Kisah Ku
Oleh : Usman Dunda
Sore ini dia datang menemuiku,
Fadli namanya teman sekelasku. Dengan berlari dia menghampiriku seakan-akan
dikejar hantu. Seperti halnya mobil balap yang kehilangan pedal rem dia hampir
menambrakku yang sedang asik menikmati segelas kopi kesayanganku.
“Iya, si Cika kenapa? Tarik nafas
dulu lah biar ngomongnya jelas, kalau perlu duduk dulu. Nih ada kopi ada kue
buatan mamaku dicicipin dulu biar kamu santai.”
“Nggak Man, ini berita harus
secepatnya kamu ketehaui, aku aja tadi nggak percaya waktu teman-teman
ngomongin Cika di kantin kampus.
“Emangnya ada berita apa sih? Kenapa
juga teman-teman ngomongin si Cika?

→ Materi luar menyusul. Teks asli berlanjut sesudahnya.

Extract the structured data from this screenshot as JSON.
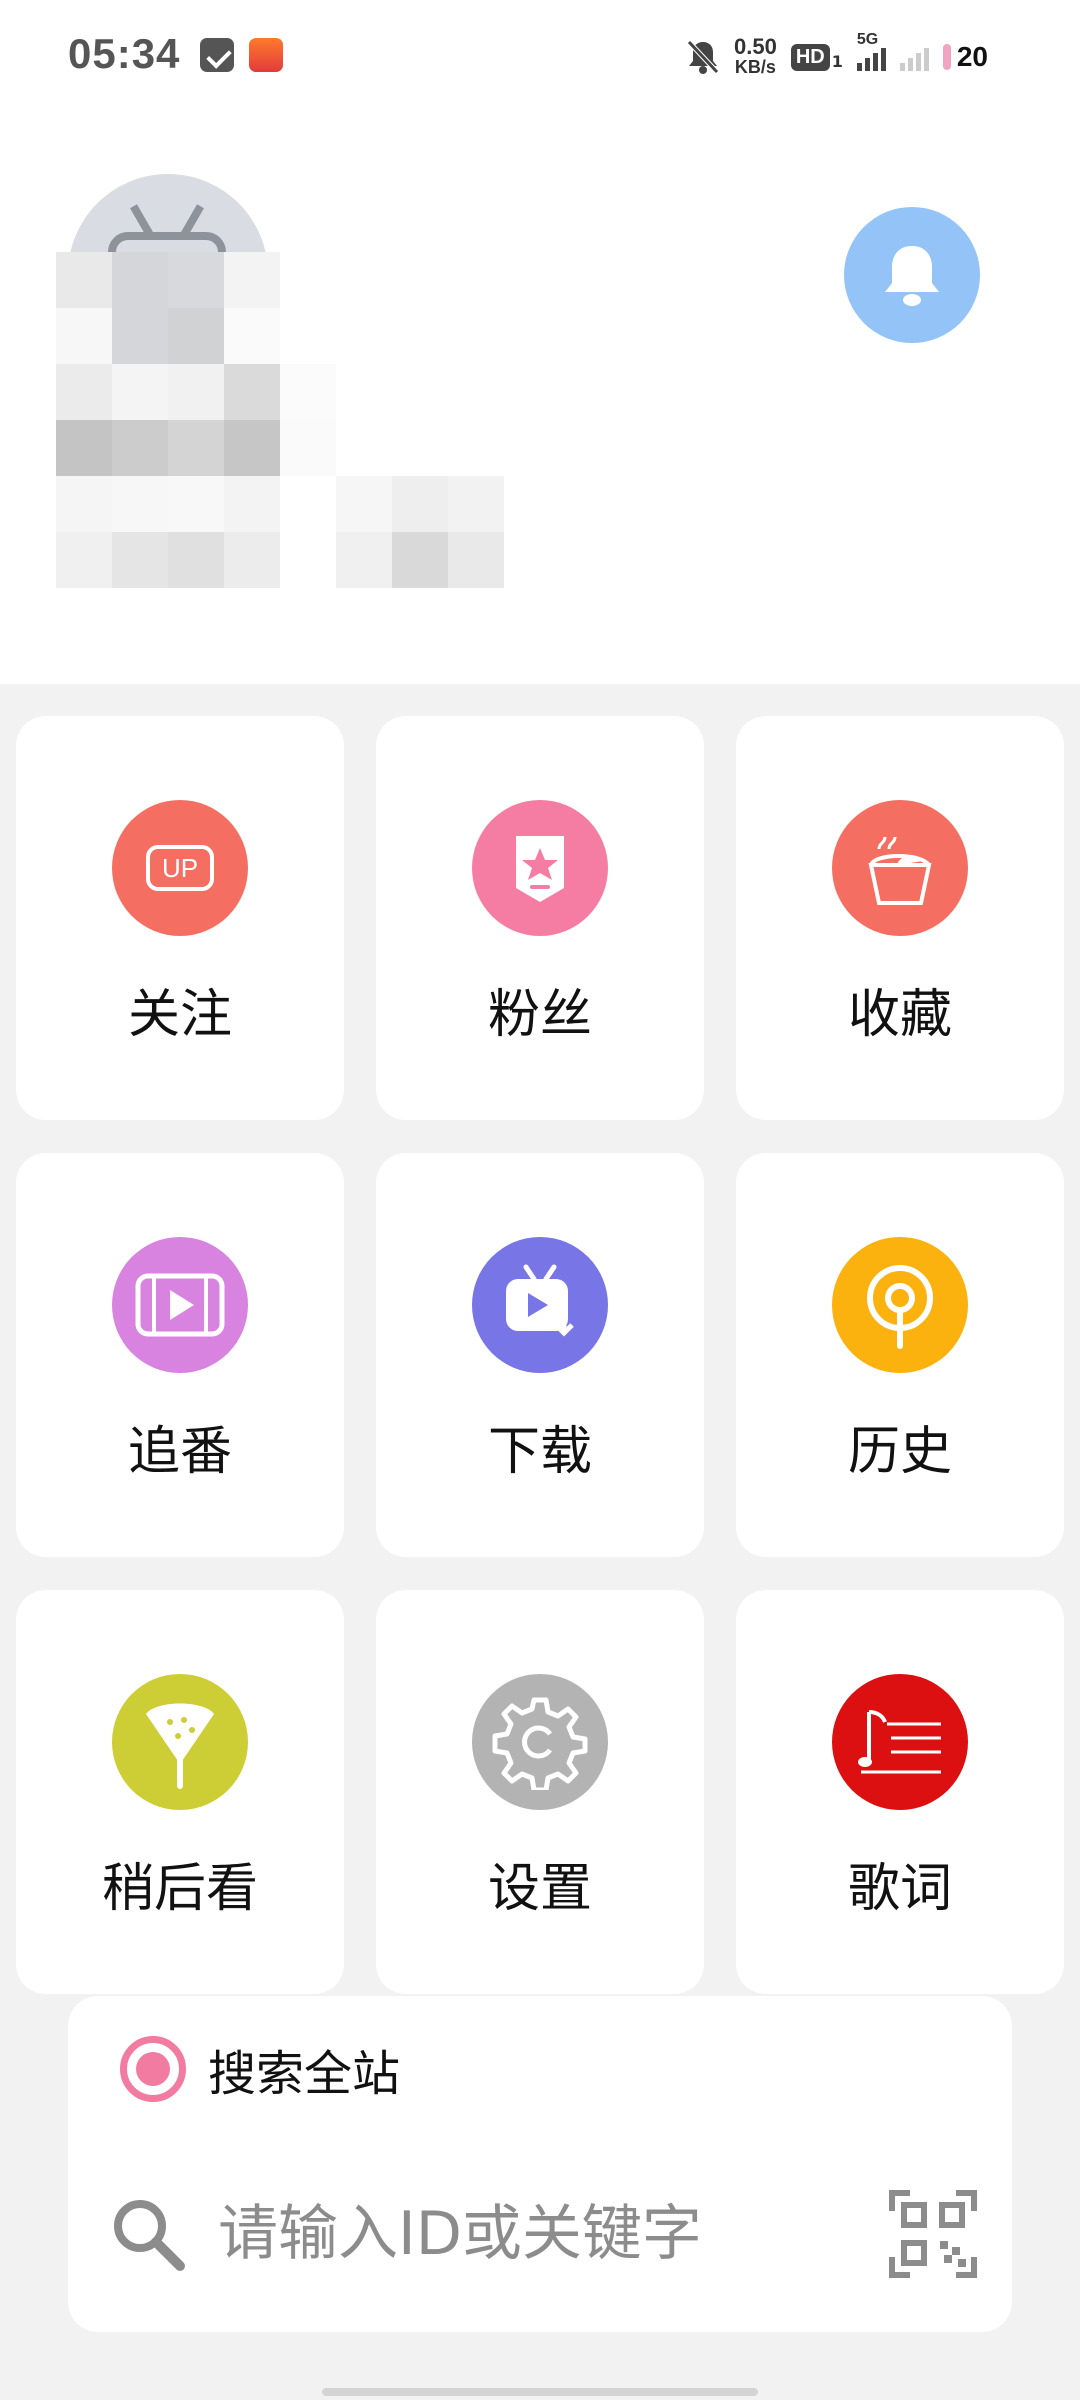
{
  "status_bar": {
    "time": "05:34",
    "net_speed_value": "0.50",
    "net_speed_unit": "KB/s",
    "hd_badge": "HD",
    "hd_sub": "1",
    "network": "5G",
    "battery": "20"
  },
  "profile": {
    "avatar": "bilibili-tv-avatar",
    "name_obscured": true
  },
  "menu": [
    {
      "label": "关注",
      "icon": "up-icon",
      "color": "#f46f61"
    },
    {
      "label": "粉丝",
      "icon": "fan-badge-icon",
      "color": "#f57ca3"
    },
    {
      "label": "收藏",
      "icon": "cup-icon",
      "color": "#f46f61"
    },
    {
      "label": "追番",
      "icon": "film-play-icon",
      "color": "#d883e0"
    },
    {
      "label": "下载",
      "icon": "tv-download-icon",
      "color": "#7875e6"
    },
    {
      "label": "历史",
      "icon": "history-pin-icon",
      "color": "#fbb20f"
    },
    {
      "label": "稍后看",
      "icon": "watermelon-icon",
      "color": "#cdcd35"
    },
    {
      "label": "设置",
      "icon": "gear-icon",
      "color": "#b3b3b3"
    },
    {
      "label": "歌词",
      "icon": "music-sheet-icon",
      "color": "#dc1010"
    }
  ],
  "search": {
    "scope_label": "搜索全站",
    "placeholder": "请输入ID或关键字",
    "value": ""
  },
  "colors": {
    "accent_pink": "#f27ba1",
    "bell_blue": "#93c3f7",
    "background": "#f2f2f2"
  }
}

Oh.. aku tau, mereka pasti ngomongin aku
sama cika kan? (sambil tersenyum). Mereka pasti iri kan melihat usia pacaran
kami yang sudah 3 tahun (sambil menikmati kopi).
“Bukan Man, bukan itu maksud aku.”
“terus apa donk?
“Ya makanya dengarin aku dengan
serius donk, (agak kesal)”
Aku pun terdiam, saat melihat
wajah Fadli yang mulai serius. Karena aku tau sifat Fadli, jarang sekali dia
bicara dengan nada seperti itu.
“OK, aku serius. Cika kenapa?
(dengan perlahan fadli
mengatakannya) “Si Cika pacar kamu Man, bakalan nikah minggu depan. Ini barusan
Cika nitipin undangan pernikannya ke aku buat kamu”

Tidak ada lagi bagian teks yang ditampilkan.